I thought as closure to this blog I would share my final words at the funeral in memory of the man so many people loved.
” Ray was the bravest man I have ever met.
He was also one of the kindest , and definitely one of the tidiest. If you needed someone to be able to point out a painting or cushion that wasn’t square from a hundred paces, Ray was your man.
He used to tell me that it was one of the great mysteries of his life how he had managed to end up with someone as consistently messy as me.
It will come as no surprise to any of you who knew Ray well, that I have been left with copious and extremely detailed instructions about every aspect of his funeral. All of you here today are helping those wishes come true.
He loved so much about life, he loved sailing, He loved music, especially the violin. He loved dancing. He definitely loved fast cars and ducatti motorbikes, although none of them ever saw a drop of rain He loved exploring the Hampshire countryside and became an avid walker, latterly he loved his garden, with of course perfectly regulated stripes on the lawn.
Ray loved so much about life, but most of all he loved his family. He was so proud of everything his daughter and his son had achieved.
Just over 6 years ago he was diagnosed with the terminal cancer mesothelioma. He was initially given 6 months to live and his first thoughts were how to protect the people he loved. It was enough for me and his mum and dad to know. He didn’t want anyone else to have to live through the pain of the disease. He wanted his family to to be able to enjoy their lives without the cloud of his illness constantly on the horizon.
Ray taught me the meaning of courage, of what it is to fight even though you know the battle is lost. What it is to love life, to have fun and to laugh, what it means to do the small things well, to enjoy a good glass of wine or a nice meal. People often wonder what they would do given 6 months to live, you hear of bucket list and trips around the world. Ray told me he didn’t need to travel round the world, everything he loved was here, at home.
No one here will be surprised to learn that he didn’t want sympathy, that he wanted people to see the man not the illness. His family gave him that the gift of normality and will never know just how much that meant to him.

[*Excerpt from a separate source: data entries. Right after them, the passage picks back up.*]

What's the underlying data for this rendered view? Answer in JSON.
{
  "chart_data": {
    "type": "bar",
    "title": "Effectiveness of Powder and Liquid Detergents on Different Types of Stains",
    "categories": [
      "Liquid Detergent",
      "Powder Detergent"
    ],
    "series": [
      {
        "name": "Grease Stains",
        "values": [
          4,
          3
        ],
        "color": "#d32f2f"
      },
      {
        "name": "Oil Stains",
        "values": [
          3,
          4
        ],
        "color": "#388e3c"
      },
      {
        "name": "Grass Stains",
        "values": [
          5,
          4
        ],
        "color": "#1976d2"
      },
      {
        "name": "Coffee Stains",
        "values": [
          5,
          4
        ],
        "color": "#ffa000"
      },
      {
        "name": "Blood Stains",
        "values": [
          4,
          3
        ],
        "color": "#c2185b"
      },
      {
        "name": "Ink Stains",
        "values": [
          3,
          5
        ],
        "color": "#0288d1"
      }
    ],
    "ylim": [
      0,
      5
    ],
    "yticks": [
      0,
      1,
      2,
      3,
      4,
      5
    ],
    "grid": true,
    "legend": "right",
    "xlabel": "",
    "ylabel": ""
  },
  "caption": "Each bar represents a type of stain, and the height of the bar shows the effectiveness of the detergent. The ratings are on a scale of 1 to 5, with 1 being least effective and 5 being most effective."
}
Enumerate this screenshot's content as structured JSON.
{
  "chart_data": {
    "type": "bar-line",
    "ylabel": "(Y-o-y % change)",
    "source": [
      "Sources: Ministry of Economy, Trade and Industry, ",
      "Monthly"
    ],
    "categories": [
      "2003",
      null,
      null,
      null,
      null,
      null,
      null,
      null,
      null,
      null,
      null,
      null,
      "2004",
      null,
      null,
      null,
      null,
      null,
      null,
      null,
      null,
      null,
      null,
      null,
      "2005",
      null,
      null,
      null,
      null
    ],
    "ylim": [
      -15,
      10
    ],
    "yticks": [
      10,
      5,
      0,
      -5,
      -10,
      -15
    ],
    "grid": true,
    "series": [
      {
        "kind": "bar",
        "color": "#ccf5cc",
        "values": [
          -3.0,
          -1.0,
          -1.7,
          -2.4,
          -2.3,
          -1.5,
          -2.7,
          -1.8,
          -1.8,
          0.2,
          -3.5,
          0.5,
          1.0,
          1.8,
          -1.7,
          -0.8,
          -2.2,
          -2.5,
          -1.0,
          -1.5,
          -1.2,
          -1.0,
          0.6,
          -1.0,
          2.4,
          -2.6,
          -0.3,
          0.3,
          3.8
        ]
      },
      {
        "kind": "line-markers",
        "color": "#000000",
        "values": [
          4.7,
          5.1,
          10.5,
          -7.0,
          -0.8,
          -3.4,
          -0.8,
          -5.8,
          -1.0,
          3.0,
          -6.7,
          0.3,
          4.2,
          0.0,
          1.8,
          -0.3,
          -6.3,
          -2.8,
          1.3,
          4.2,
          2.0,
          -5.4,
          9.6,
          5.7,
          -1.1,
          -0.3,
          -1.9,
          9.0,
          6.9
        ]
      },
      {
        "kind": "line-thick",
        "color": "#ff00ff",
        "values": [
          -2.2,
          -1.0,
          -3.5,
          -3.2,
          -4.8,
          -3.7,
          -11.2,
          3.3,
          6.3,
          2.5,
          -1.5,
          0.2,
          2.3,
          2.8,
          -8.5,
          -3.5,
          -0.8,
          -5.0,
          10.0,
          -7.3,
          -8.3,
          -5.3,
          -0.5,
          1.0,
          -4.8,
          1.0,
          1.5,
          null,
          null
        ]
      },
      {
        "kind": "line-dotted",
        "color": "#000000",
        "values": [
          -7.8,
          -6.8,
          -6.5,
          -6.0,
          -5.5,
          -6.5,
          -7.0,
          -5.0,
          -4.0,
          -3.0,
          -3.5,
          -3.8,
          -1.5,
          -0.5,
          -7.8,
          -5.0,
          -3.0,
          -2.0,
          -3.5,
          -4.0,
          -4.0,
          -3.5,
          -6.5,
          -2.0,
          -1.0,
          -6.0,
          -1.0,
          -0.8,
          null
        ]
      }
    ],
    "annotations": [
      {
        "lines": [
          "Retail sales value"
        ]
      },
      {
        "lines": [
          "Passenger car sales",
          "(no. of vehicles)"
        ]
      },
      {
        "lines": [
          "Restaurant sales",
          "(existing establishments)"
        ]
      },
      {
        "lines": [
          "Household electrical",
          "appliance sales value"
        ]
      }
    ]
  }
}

6 months became 6 years because Ray never knew when he was beaten and because of the amazing support of doctors and nurses within the NHS. Not only did he live far longer than expected but he also lived well. Despite undergoing surgery and chemotherapy, he never let the disease hold him back or stop him doing what he loved. Just one year ago he was still racing his ducatti around Silverstone.
in early February this year, his health suddenly started to deteriorate. Being Ray of course he still set himself targets but even for him they proved to be targets too far. Until the very end of his life he looked out for the people he loved and wanted to spare them pain.
I would like to leave you all with some lines from a poem by Dylan Thomas that will always remind me of Ray.
Do not go gentle into that good night,
Old age should burn and rage at close of day;
Rage, rage against the dying of the light
Ray wasn’t an old man, but he never went anywhere gentle and he raged for a long, long time against the dying of the light because he didn’t want to leave the life or the people he loved.
Ray was the bravest man I have ever met and I am very proud to have been his wife.”